In the paper Reissl does something quite interesting: he takes an agentised model (one group of agents is agent-based and the remaining economy is modeled at the aggregate) of banks and changes their forecasting methods to ascertain how policy responses, including monetary policy, fiscal policy, and prudential regulation are affected.
It turns out, the heuristic matters quite a bit; in an unstable economic environment each different heuristic requires a different stabilizing policy (this was also found by Dosi et al. (2020). However, Reissl also shows that in a stable environment (slow adaptation in consumption and decisions), the different heuristics all lead to essentially the same outcome. The result? A sense of ecological rationality... the best rule depends on the context, and might change. Looking at the cyclical and somewhat unstable nature of our society, I would venture to guess that the former, is a more relevant scenario that should inform policy – the same policy doesn't always lead to the same result!
Inequality and finance in a rent economy (Botta et al., 2021)
Both politically and academically, inequality is a topic of much debate. In this recent paper, Botta et al. consider how financialization (through securitization and shadow banking) can generate wealth inequality. In particular, they model the investment in securities as a means to increase wealth and consumption. The ensuing demand for more return generating assets leads to securitization (e.g. the whole CDO mortgage industry in 2008-09). The consequence of this feedback is a rent-seeking or exploitation economy, which means that the ultimate motive behind the creation of securities is no longer the financing of productive investment (for instance into infrastructure) but the remuneration of rent-generating activity by ever more complex products, and eventually the over-indebtedness of lower- and middle-income households.
Their results are what I imagine one can guess from the previous paragraphs: credit booms where low- and middle-income households use debt despite increasing inequality. The credit booms temporarily compensate for the effects of higher inequality (lower aggregate demand when one cannot borrow), but the whole system becomes very unstable. In fact, higher exogenous wage inequality together with a non-progressive tax regime turns out to be detrimental to growth!
The reason I like this paper (see it here) is that it combines two important topics that are often modeled individually.
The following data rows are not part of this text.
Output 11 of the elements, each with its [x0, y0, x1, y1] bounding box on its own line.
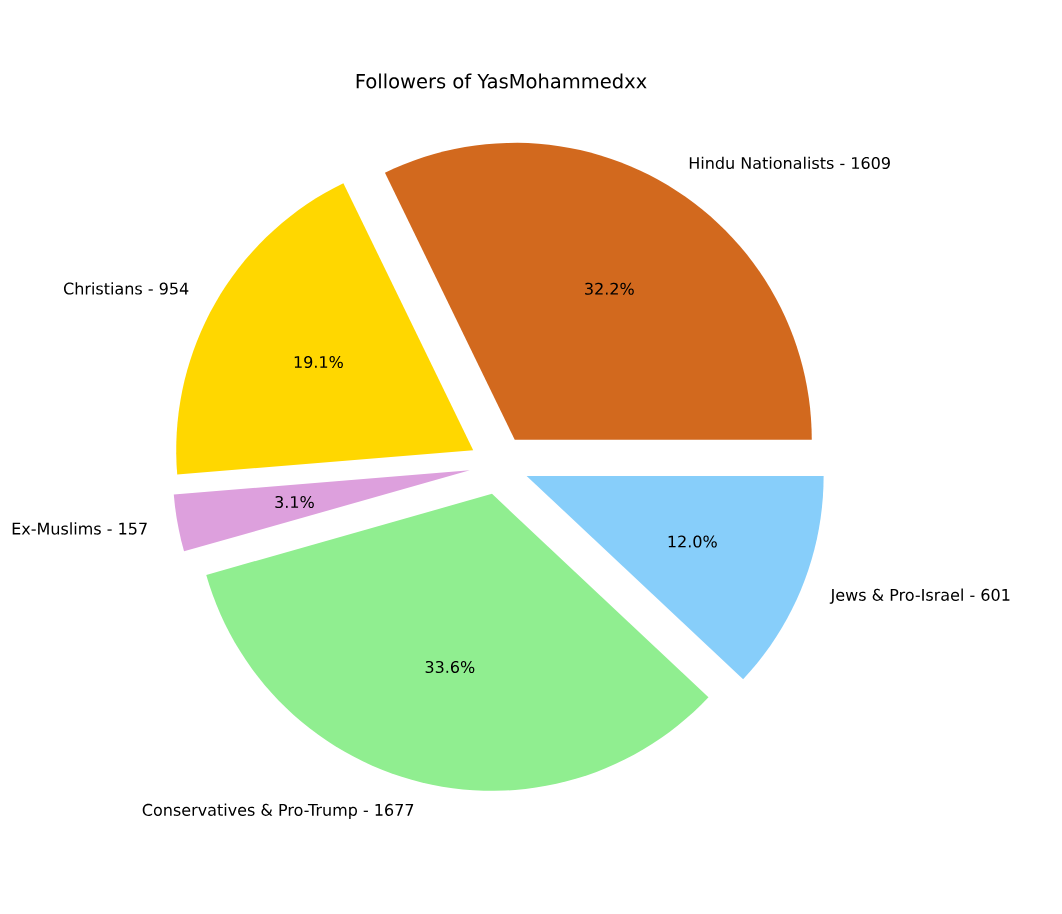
data-label: 12.0%: [668, 535, 717, 548]
data-label: 3.1%: [275, 495, 314, 509]
slice-label: Ex-Muslims - 157: [12, 522, 147, 535]
slice-label: Christians - 954: [63, 282, 189, 295]
data-label: 32.2%: [585, 282, 634, 295]
data-label: 33.6%: [425, 660, 475, 674]
data-label: 19.1%: [294, 355, 343, 369]
chart-title: Followers of YasMohammedxx: [356, 73, 647, 89]
slice-label: Hindu Nationalists - 1609: [689, 156, 890, 170]
slice-label: Conservatives & Pro-Trump - 1677: [142, 803, 414, 820]
slice-label: Jews & Pro-Israel - 601: [829, 588, 1010, 604]
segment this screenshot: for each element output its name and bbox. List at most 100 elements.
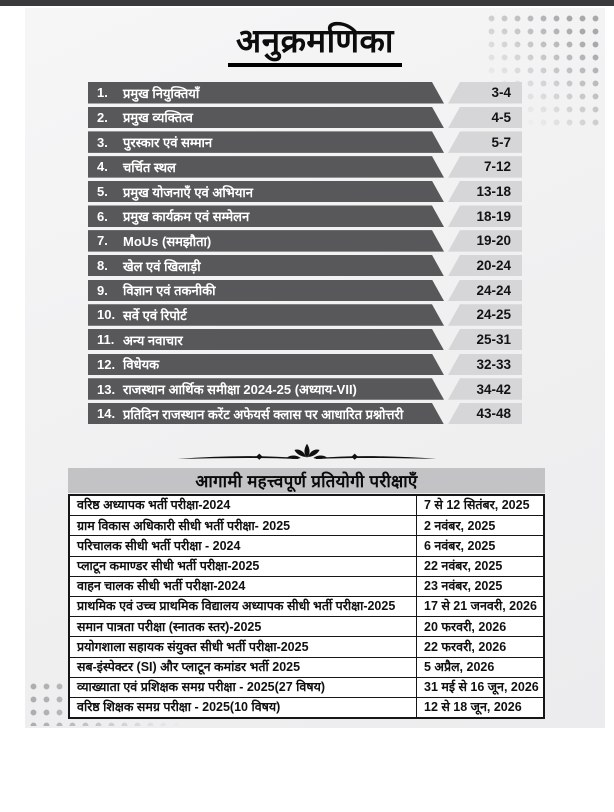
exam-row: व्याख्याता एवं प्रशिक्षक समग्र परीक्षा -… xyxy=(68,676,545,698)
exam-row: प्लाटून कमाण्डर सीधी भर्ती परीक्षा-2025 … xyxy=(68,555,545,577)
page-title: अनुक्रमणिका xyxy=(25,21,605,67)
exam-date-cell: 22 नवंबर, 2025 xyxy=(416,555,545,577)
top-edge-strip xyxy=(0,0,614,6)
toc-entry-bar: 4. चर्चित स्थल xyxy=(88,156,444,178)
toc-entry-pages: 7-12 xyxy=(448,156,522,178)
toc-entry-bar: 3. पुरस्कार एवं सम्मान xyxy=(88,131,444,153)
toc-entry-number: 13. xyxy=(97,381,116,397)
toc-entry-label: पुरस्कार एवं सम्मान xyxy=(123,135,213,151)
toc-row: 5. प्रमुख योजनाएँ एवं अभियान 13-18 xyxy=(88,180,522,203)
exam-row: सब-इंस्पेक्टर (SI) और प्लाटून कमांडर भर्… xyxy=(68,656,545,678)
toc-entry-label: प्रतिदिन राजस्थान करेंट अफेयर्स क्लास पर… xyxy=(123,406,404,422)
exam-date-cell: 22 फरवरी, 2026 xyxy=(416,636,545,658)
toc-entry-label: अन्य नवाचार xyxy=(123,332,183,348)
toc-entry-pages: 34-42 xyxy=(448,378,522,400)
exam-row: प्राथमिक एवं उच्च प्राथमिक विद्यालय अध्य… xyxy=(68,595,545,618)
toc-entry-label: खेल एवं खिलाड़ी xyxy=(123,258,201,274)
toc-entry-bar: 11. अन्य नवाचार xyxy=(88,329,444,351)
toc-entry-number: 12. xyxy=(97,356,116,372)
toc-entry-number: 11. xyxy=(97,332,115,348)
toc-entry-label: राजस्थान आर्थिक समीक्षा 2024-25 (अध्याय-… xyxy=(123,382,357,397)
toc-entry-label: MoUs (समझौता) xyxy=(123,233,212,249)
exams-table-body: वरिष्ठ अध्यापक भर्ती परीक्षा-2024 7 से 1… xyxy=(68,494,545,719)
toc-entry-number: 4. xyxy=(97,159,108,175)
toc-list: 1. प्रमुख नियुक्तियाँ 3-4 2. प्रमुख व्यक… xyxy=(88,82,522,428)
toc-entry-label: विज्ञान एवं तकनीकी xyxy=(123,283,216,299)
toc-entry-bar: 7. MoUs (समझौता) xyxy=(88,230,444,252)
toc-entry-bar: 2. प्रमुख व्यक्तित्व xyxy=(88,107,444,129)
toc-entry-bar: 1. प्रमुख नियुक्तियाँ xyxy=(88,82,444,104)
exam-row: परिचालक सीधी भर्ती परीक्षा - 2024 6 नवंब… xyxy=(68,535,545,557)
toc-entry-number: 7. xyxy=(97,233,108,249)
exams-title: आगामी महत्त्वपूर्ण प्रतियोगी परीक्षाएँ xyxy=(68,468,545,493)
toc-row: 8. खेल एवं खिलाड़ी 20-24 xyxy=(88,254,522,277)
exam-name-cell: व्याख्याता एवं प्रशिक्षक समग्र परीक्षा -… xyxy=(68,676,417,698)
exam-name-cell: वाहन चालक सीधी भर्ती परीक्षा-2024 xyxy=(68,575,417,597)
toc-entry-pages: 5-7 xyxy=(448,131,522,153)
toc-entry-label: सर्वे एवं रिपोर्ट xyxy=(123,307,187,323)
exam-date-cell: 23 नवंबर, 2025 xyxy=(416,575,545,597)
exam-name-cell: परिचालक सीधी भर्ती परीक्षा - 2024 xyxy=(68,535,417,557)
exam-name-cell: प्रयोगशाला सहायक संयुक्त सीधी भर्ती परीक… xyxy=(68,636,417,658)
exam-date-cell: 31 मई से 16 जून, 2026 xyxy=(416,676,545,698)
toc-entry-bar: 14. प्रतिदिन राजस्थान करेंट अफेयर्स क्ला… xyxy=(88,403,444,425)
exam-name-cell: समान पात्रता परीक्षा (स्नातक स्तर)-2025 xyxy=(68,616,417,638)
toc-entry-pages: 24-25 xyxy=(448,304,522,326)
exam-date-cell: 17 से 21 जनवरी, 2026 xyxy=(416,595,545,618)
toc-entry-pages: 13-18 xyxy=(448,180,522,203)
toc-entry-number: 1. xyxy=(97,85,108,101)
exam-date-cell: 12 से 18 जून, 2026 xyxy=(416,696,545,719)
toc-entry-bar: 12. विधेयक xyxy=(88,354,444,376)
toc-row: 6. प्रमुख कार्यक्रम एवं सम्मेलन 18-19 xyxy=(88,205,522,227)
toc-row: 13. राजस्थान आर्थिक समीक्षा 2024-25 (अध्… xyxy=(88,378,522,400)
toc-row: 2. प्रमुख व्यक्तित्व 4-5 xyxy=(88,106,522,129)
toc-row: 11. अन्य नवाचार 25-31 xyxy=(88,328,522,351)
toc-entry-number: 14. xyxy=(97,406,116,422)
toc-entry-pages: 4-5 xyxy=(448,106,522,129)
exam-date-cell: 20 फरवरी, 2026 xyxy=(416,616,545,638)
toc-entry-label: विधेयक xyxy=(123,357,160,373)
toc-entry-bar: 8. खेल एवं खिलाड़ी xyxy=(88,255,444,277)
exams-table: वरिष्ठ अध्यापक भर्ती परीक्षा-2024 7 से 1… xyxy=(68,494,545,720)
toc-row: 14. प्रतिदिन राजस्थान करेंट अफेयर्स क्ला… xyxy=(88,402,522,425)
toc-entry-pages: 3-4 xyxy=(448,82,522,104)
exam-name-cell: वरिष्ठ शिक्षक समग्र परीक्षा - 2025(10 वि… xyxy=(68,696,417,719)
page-sheet: अनुक्रमणिका 1. प्रमुख नियुक्तियाँ 3-4 2.… xyxy=(25,8,605,728)
divider-ornament-icon xyxy=(68,442,545,471)
exam-date-cell: 5 अप्रैल, 2026 xyxy=(416,656,545,678)
exam-date-cell: 2 नवंबर, 2025 xyxy=(416,515,545,537)
toc-entry-bar: 13. राजस्थान आर्थिक समीक्षा 2024-25 (अध्… xyxy=(88,378,444,400)
toc-entry-number: 3. xyxy=(97,134,108,150)
toc-row: 1. प्रमुख नियुक्तियाँ 3-4 xyxy=(88,82,522,104)
toc-row: 3. पुरस्कार एवं सम्मान 5-7 xyxy=(88,131,522,153)
toc-row: 9. विज्ञान एवं तकनीकी 24-24 xyxy=(88,279,522,301)
toc-row: 7. MoUs (समझौता) 19-20 xyxy=(88,230,522,252)
toc-entry-bar: 5. प्रमुख योजनाएँ एवं अभियान xyxy=(88,181,444,203)
toc-entry-pages: 43-48 xyxy=(448,402,522,425)
toc-entry-number: 5. xyxy=(97,184,108,199)
toc-entry-number: 6. xyxy=(97,208,108,224)
exam-row: वरिष्ठ अध्यापक भर्ती परीक्षा-2024 7 से 1… xyxy=(68,494,545,517)
exam-name-cell: सब-इंस्पेक्टर (SI) और प्लाटून कमांडर भर्… xyxy=(68,656,417,678)
toc-entry-pages: 19-20 xyxy=(448,230,522,252)
exams-section: आगामी महत्त्वपूर्ण प्रतियोगी परीक्षाएँ व… xyxy=(68,468,545,720)
exam-name-cell: ग्राम विकास अधिकारी सीधी भर्ती परीक्षा- … xyxy=(68,515,417,537)
toc-entry-label: प्रमुख योजनाएँ एवं अभियान xyxy=(123,184,253,200)
toc-entry-pages: 18-19 xyxy=(448,205,522,227)
toc-entry-number: 9. xyxy=(97,282,108,298)
toc-row: 4. चर्चित स्थल 7-12 xyxy=(88,156,522,178)
toc-entry-pages: 20-24 xyxy=(448,254,522,277)
exam-row: प्रयोगशाला सहायक संयुक्त सीधी भर्ती परीक… xyxy=(68,636,545,658)
toc-entry-pages: 24-24 xyxy=(448,279,522,301)
toc-entry-bar: 6. प्रमुख कार्यक्रम एवं सम्मेलन xyxy=(88,205,444,227)
toc-entry-number: 10. xyxy=(97,307,116,323)
exam-name-cell: वरिष्ठ अध्यापक भर्ती परीक्षा-2024 xyxy=(68,494,417,517)
toc-entry-label: प्रमुख कार्यक्रम एवं सम्मेलन xyxy=(123,209,250,225)
toc-entry-number: 8. xyxy=(97,258,108,274)
toc-entry-label: प्रमुख नियुक्तियाँ xyxy=(123,85,200,101)
toc-entry-bar: 10. सर्वे एवं रिपोर्ट xyxy=(88,304,444,326)
exam-row: वाहन चालक सीधी भर्ती परीक्षा-2024 23 नवं… xyxy=(68,575,545,597)
exam-row: ग्राम विकास अधिकारी सीधी भर्ती परीक्षा- … xyxy=(68,515,545,537)
exam-row: वरिष्ठ शिक्षक समग्र परीक्षा - 2025(10 वि… xyxy=(68,696,545,719)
I believe that Agent-based Models are a great tool for exploring and researching the interplay of these types of topics, that may be linked in big-picture pieces but not necessarily in actual models. These models could then be systematically analyzed and reduced (a project I am currently working on) in order to tease out key variables and feedbacks driving these emergent properties.
Keeping up with Macro ABM research
Keeping up to date on new research can be overwhelming, whether it is identifying all the new papers, or getting behind what is worthwhile reading. Some things I have found useful to me (and which led to the discovery of these papers):
- Subscribing to the New Economics Papers email lists for your topic of interest. These are sent out weekly, and include most of the recent working papers publishes
- Use tools like citationgecko or connectedpapers to source relevant papers or find the key papers that were cited by others.
- Finally, one can brute force search EconLit for Agent-based Models to source all models related to macroeconomics. I did so earlier to find out which journals and authors to follow, and gather an initial reading list.